I'm not sure how other people evaluate a person's behavior, but I tend to look at various alternatives and assess which motivation is mostly likely the primary driver.
As a shallow example, I will mention one of my wife's driving habits. First, the background. We bought a house about 14 years back with a limited access, divided 4-lane highway into the city. It's more than a few miles. As the years have gone by, they've built up sub-divisions all along that highway and started adding stop lights at every major entrance. Apparently over-passes are too expensive for this road. Traffic is going slower and slower.
Well, my wife gets exasperated. She'll get in the left lane thinking it will go faster, and it doesn't. So she loudly blames the slow driver in front of her. I look at the line of cars in front of the one she's blaming and point out that driver cannot go any faster than he/she already is.
My quick and dirty point is that you have to look at all the reasons a person will take a certain action in order to properly understand that action. Just because a car is going slow doesn't mean the driver is a slow-poke.
Now to my blog's title, the defense of President Trump. Yesterday, everyone was attacking Trump for not coming down hard on Putin for past election meddling. Unfortunately, I turned on Fox and saw Shepard Smith claiming Trump's behavior was treasonous, and I couldn't watch anything after that. So the logic I'll step through may have some holes due to my not watching the news on this one in depth.
Why might Trump not take a hard position against Putin and Russian election meddling? Could it be that most of the media and lots of social media claim that Russian meddling affected the results of the election and that Hillary Clinton would have won without it? That Russian meddling makes his presidency illegitimate?
I expect that President Trump believes that his campaign was superior to Hillary Clinton's. That Russian meddling changed little or no votes. And that his win and his legitimacy are being wrongly maligned for no good reason.
Further, you have the despised media and most of the government telling him what he has to say and how he has to behave in a meeting with Putin. Would you want to be told what you had to do in an important meeting?
Then take it a step further. Every action he has taken has been opposed by the media and frequently by much or most of his own party. Do you think Trump is the type of person to close-up, play it safe, and avoid controversy? Especially if he thinks he is in the right?
Let's take a few examples of the pressure he's been put under. Supposedly, he is the head of the executive branch of government.
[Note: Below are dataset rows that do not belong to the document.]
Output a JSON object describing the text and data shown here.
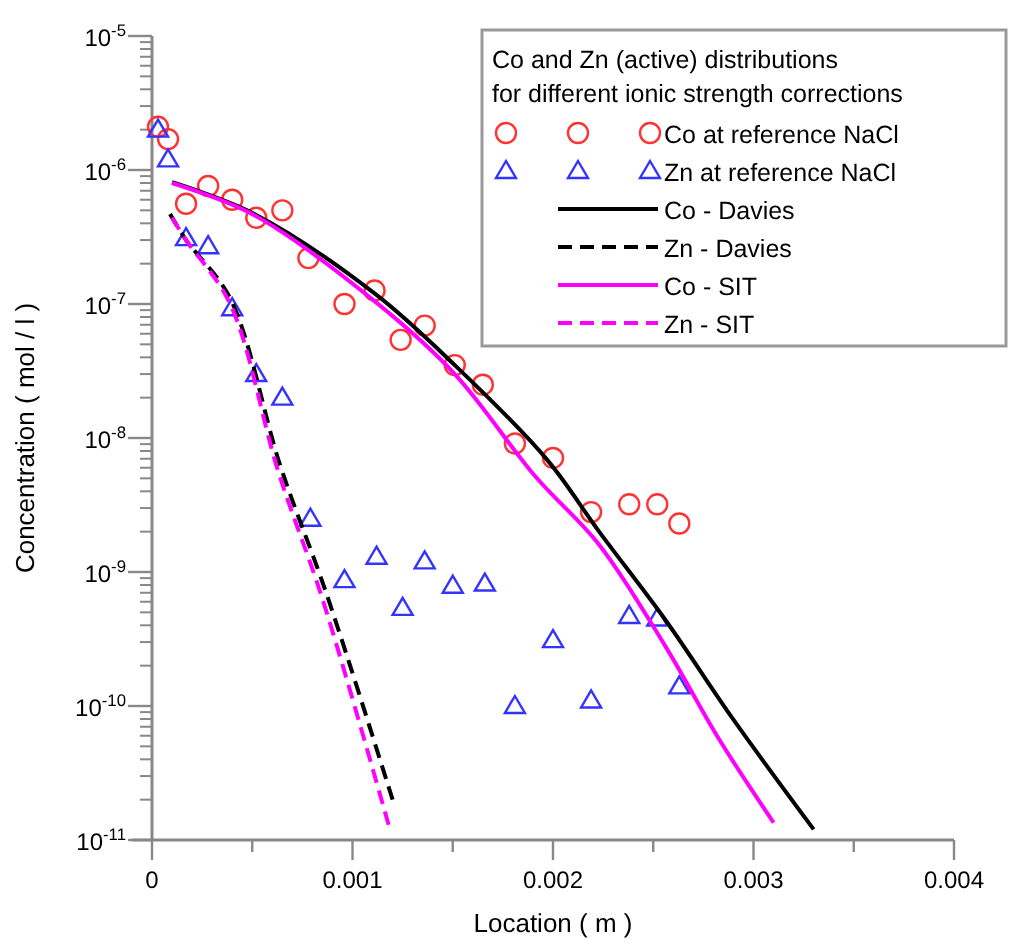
{
  "chart_data": {
    "type": "scatter",
    "legend_title": "Co and Zn (active) distributions\nfor different ionic strength corrections",
    "xlabel": "Location ( m )",
    "ylabel": "Concentration ( mol / l )",
    "xlim": [
      0,
      0.004
    ],
    "xticks": [
      0,
      {
        "value": 0.0005,
        "label": null
      },
      0.001,
      {
        "value": 0.0015,
        "label": null
      },
      0.002,
      {
        "value": 0.0025,
        "label": null
      },
      0.003,
      {
        "value": 0.0035,
        "label": null
      },
      0.004
    ],
    "ylim": [
      1e-11,
      1e-05
    ],
    "yticks": [
      {
        "value": 1e-05,
        "label": "10$^{-5}$"
      },
      {
        "value": 1e-06,
        "label": "10$^{-6}$"
      },
      {
        "value": 1e-07,
        "label": "10$^{-7}$"
      },
      {
        "value": 1e-08,
        "label": "10$^{-8}$"
      },
      {
        "value": 1e-09,
        "label": "10$^{-9}$"
      },
      {
        "value": 1e-10,
        "label": "10$^{-10}$"
      },
      {
        "value": 1e-11,
        "label": "10$^{-11}$"
      }
    ],
    "log": "y",
    "grid": false,
    "legend": "top right",
    "series": [
      {
        "name": "Co at reference NaCl",
        "type": "scatter",
        "marker": "circle",
        "color": "#ff3333",
        "x": [
          3e-05,
          8e-05,
          0.00017,
          0.00028,
          0.0004,
          0.00052,
          0.00065,
          0.00078,
          0.00096,
          0.00111,
          0.00124,
          0.00136,
          0.00151,
          0.00165,
          0.00181,
          0.002,
          0.00219,
          0.00238,
          0.00252,
          0.00263
        ],
        "values": [
          2.1e-06,
          1.7e-06,
          5.6e-07,
          7.6e-07,
          6e-07,
          4.4e-07,
          5e-07,
          2.2e-07,
          1e-07,
          1.26e-07,
          5.4e-08,
          6.9e-08,
          3.5e-08,
          2.5e-08,
          9.1e-09,
          7.1e-09,
          2.8e-09,
          3.2e-09,
          3.2e-09,
          2.3e-09
        ]
      },
      {
        "name": "Zn at reference NaCl",
        "type": "scatter",
        "marker": "triangle",
        "color": "#3333ff",
        "x": [
          3e-05,
          8e-05,
          0.00017,
          0.00028,
          0.0004,
          0.00052,
          0.00065,
          0.00079,
          0.00096,
          0.00112,
          0.00125,
          0.00136,
          0.0015,
          0.00166,
          0.00181,
          0.002,
          0.00219,
          0.00238,
          0.00252,
          0.00263
        ],
        "values": [
          2e-06,
          1.2e-06,
          3.1e-07,
          2.7e-07,
          9.3e-08,
          3e-08,
          2e-08,
          2.5e-09,
          8.7e-10,
          1.3e-09,
          5.4e-10,
          1.2e-09,
          7.9e-10,
          8.2e-10,
          1e-10,
          3.1e-10,
          1.1e-10,
          4.7e-10,
          4.5e-10,
          1.4e-10
        ]
      },
      {
        "name": "Co - Davies",
        "type": "line",
        "marker": "none",
        "line_style": "solid",
        "color": "#000000",
        "x": [
          0.0001,
          0.00051,
          0.00111,
          0.00151,
          0.00197,
          0.00223,
          0.00256,
          0.0029,
          0.0033
        ],
        "values": [
          8.1e-07,
          4.7e-07,
          1.2e-07,
          3.5e-08,
          6.9e-09,
          2e-09,
          4.4e-10,
          7.9e-11,
          1.2e-11
        ]
      },
      {
        "name": "Zn - Davies",
        "type": "line",
        "marker": "none",
        "line_style": "dashed",
        "color": "#000000",
        "x": [
          9e-05,
          0.00017,
          0.00039,
          0.00064,
          0.00087,
          0.0012
        ],
        "values": [
          4.7e-07,
          3e-07,
          1.1e-07,
          6.2e-09,
          6.9e-10,
          2e-11
        ]
      },
      {
        "name": "Co - SIT",
        "type": "line",
        "marker": "none",
        "line_style": "solid",
        "color": "#ff00ff",
        "x": [
          0.0001,
          0.00051,
          0.00111,
          0.00151,
          0.00191,
          0.00223,
          0.00256,
          0.00283,
          0.0031
        ],
        "values": [
          8e-07,
          4.6e-07,
          1.05e-07,
          3e-08,
          5.2e-09,
          1.6e-09,
          2.8e-10,
          5.6e-11,
          1.35e-11
        ]
      },
      {
        "name": "Zn - SIT",
        "type": "line",
        "marker": "none",
        "line_style": "dashed",
        "color": "#ff00ff",
        "x": [
          0.0001,
          0.00017,
          0.00039,
          0.00063,
          0.00085,
          0.00118
        ],
        "values": [
          4.4e-07,
          3e-07,
          1e-07,
          5.6e-09,
          6.3e-10,
          1.3e-11
        ]
      }
    ]
  }
}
He hires an Attorney General he believes will be a defender of his agenda. The AG promptly recuses himself from all things Russian and campaign related. His deputy AG recommends firing the FBI director (which Trump does), then turns around and appoints a Special Prosecutor to investigate all things Russian and campaign related, an old friend. Does Trump have any control over his DOJ? Obviously not.
But it goes further, Congress introduces legislation that will prevent him from firing the AG and deputy AG. His own party indicates support. I assume Trump's advisers say don't fire them or you will be compared to Nixon and impeachment will be a likely outcome. So Trump lives with the Mueller investigation and the media bashing for over a year and a half.
Not only that, but anybody associated with his campaign that appears to have done anything legally questionable in the last decade or two is indicted on charges having nothing to do with Trump.
On a second topic, his immigration actions are stymied by federal judges for a year and a half until the Supreme Court finally says he was right in following the law.
He believes a wall will help limit illegal immigration--that violates our federal laws. But his request for $20 B goes unanswered. He cannot get congress to pass DACA legislation and cannot even get a rider on other bills for the wall. Further, the defense bill included language saying he could not use existing funds for the wall. His own party had to vote to include that language.
As far as I can tell, most of his attempts to reduce regulations have been successful, with the courts and congress being relatively unsuccessful at stopping those actions. However, the media has successfully hounded his cabinet members that have been the most successful at deregulation.
Then there is the world-wide tariff war. Trump is trying to to reduce or eliminate other nations' trade barriers to US imports. Does he get credit for using what little leverage he has? No, he's accused of trying to start a trade war. Do any of the media even talk about those nations' trade barriers? Nope. Does his party support him? Again no, he hears the same criticism from those folks. They even introduce a measure to prevent the president from raising tariffs for national security reasons.
Then there is every trip or summit Trump attends. The media and congress say how bad an idea it is for him to meet with anyone: North Korea, NATO, Germany, England, or Russia. And they tell him how he should behave and what he should say, if he absolutely must meet with them.
What else can I say. Be honest with yourself. Would you imply at a summit with Putin that his meddling got you elected and that your presidency is illegitimate? Sure, I'm sure you think you could walk the line better than Trump and wouldn't appear like a bumbling fool. Perhaps you should throw your hat in the ring for President of the United States?